The sudden, brutal nature of the attacks shattered whatever sense of safety Lebanese people had felt. “It was the first time that I felt that the war is around us, that we’re not safe any more. We don’t know where the next Israeli attack will be. I’m avoiding gatherings or unknown areas,” said Amal Cherif, a 52-year-old activist and resident of central Beirut.
The fighting between the IDF and Hezbollah militants is taking place in parallel to the unrelenting conflict between Israel and Hamas in Gaza.

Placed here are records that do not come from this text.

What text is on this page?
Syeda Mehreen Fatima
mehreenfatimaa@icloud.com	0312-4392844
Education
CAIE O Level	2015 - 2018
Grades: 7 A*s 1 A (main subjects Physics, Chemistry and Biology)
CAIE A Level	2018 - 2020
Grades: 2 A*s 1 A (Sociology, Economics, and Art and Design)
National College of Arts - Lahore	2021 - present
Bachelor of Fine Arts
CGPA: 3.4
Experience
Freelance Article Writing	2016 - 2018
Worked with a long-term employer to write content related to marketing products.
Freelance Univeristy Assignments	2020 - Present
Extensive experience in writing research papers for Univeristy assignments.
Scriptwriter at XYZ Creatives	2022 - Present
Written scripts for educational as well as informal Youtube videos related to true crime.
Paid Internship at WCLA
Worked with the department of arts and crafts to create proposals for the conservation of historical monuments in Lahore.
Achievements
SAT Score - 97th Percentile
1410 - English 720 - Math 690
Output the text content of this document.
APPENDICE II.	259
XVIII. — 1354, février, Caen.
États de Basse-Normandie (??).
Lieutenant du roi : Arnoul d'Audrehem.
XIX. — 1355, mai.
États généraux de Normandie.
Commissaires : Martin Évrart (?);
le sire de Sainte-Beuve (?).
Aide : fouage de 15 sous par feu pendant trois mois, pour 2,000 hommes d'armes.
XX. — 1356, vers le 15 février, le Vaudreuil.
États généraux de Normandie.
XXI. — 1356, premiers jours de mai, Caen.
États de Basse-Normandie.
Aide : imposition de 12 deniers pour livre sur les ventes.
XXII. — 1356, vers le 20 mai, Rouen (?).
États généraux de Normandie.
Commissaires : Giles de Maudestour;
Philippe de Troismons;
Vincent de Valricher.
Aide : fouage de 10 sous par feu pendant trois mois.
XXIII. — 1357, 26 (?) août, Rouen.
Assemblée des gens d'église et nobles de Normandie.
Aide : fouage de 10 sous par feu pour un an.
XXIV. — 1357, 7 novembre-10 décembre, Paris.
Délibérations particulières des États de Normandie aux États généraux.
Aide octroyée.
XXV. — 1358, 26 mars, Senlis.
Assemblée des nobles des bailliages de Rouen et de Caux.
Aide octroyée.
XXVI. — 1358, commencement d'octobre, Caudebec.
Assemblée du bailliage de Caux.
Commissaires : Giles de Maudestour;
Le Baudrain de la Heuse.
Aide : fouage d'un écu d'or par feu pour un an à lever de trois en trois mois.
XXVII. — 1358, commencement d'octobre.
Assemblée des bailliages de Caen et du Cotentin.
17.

Seven people were killed on Sunday when an Israeli airstrike hit a school in western Gaza City that had been housing hundreds of displaced people, Palestinian health officials said.
Eleven months into the war, the death toll among Palestinians has passed 41,000, according to health authorities in the territory. Most of the dead are civilians and the figure amounts to nearly 2% of Gaza’s pre-war population, or one in 50 people. The conflict was triggered by Hamas’s 7 October attack on Israel, in which 1,200 people were killed and about 250 taken hostage.
World powers moved at the weekend to call for a ceasefire between Israel and Hezbollah. The White House national security spokesperson, John Kirby, said escalating the conflict was not in Israel’s best interest.
Washington was saying this “directly to our Israeli counterparts” and believed “there can be time and space for a diplomatic solution here and that’s what we’re working on”, he told ABC.
The EU called for an “urgent ceasefire” and “renewed intense diplomatic mediation efforts”, a message echoed by the UK foreign secretary, David Lammy, who noted the “worrying escalation”.
Addressing the Labour party’s annual conference, Lammy said a ceasefire would facilitate “a political settlement, so that Israelis and Lebanese civilians can return to their homes and live in peace and security”.
Guterres, however, said the language used by both sides indicated a lack of desire to explore peace. “It is for me clear that both sides are not interested in a ceasefire. And that is a tragedy, because this is a war that must stop,” he told CNN.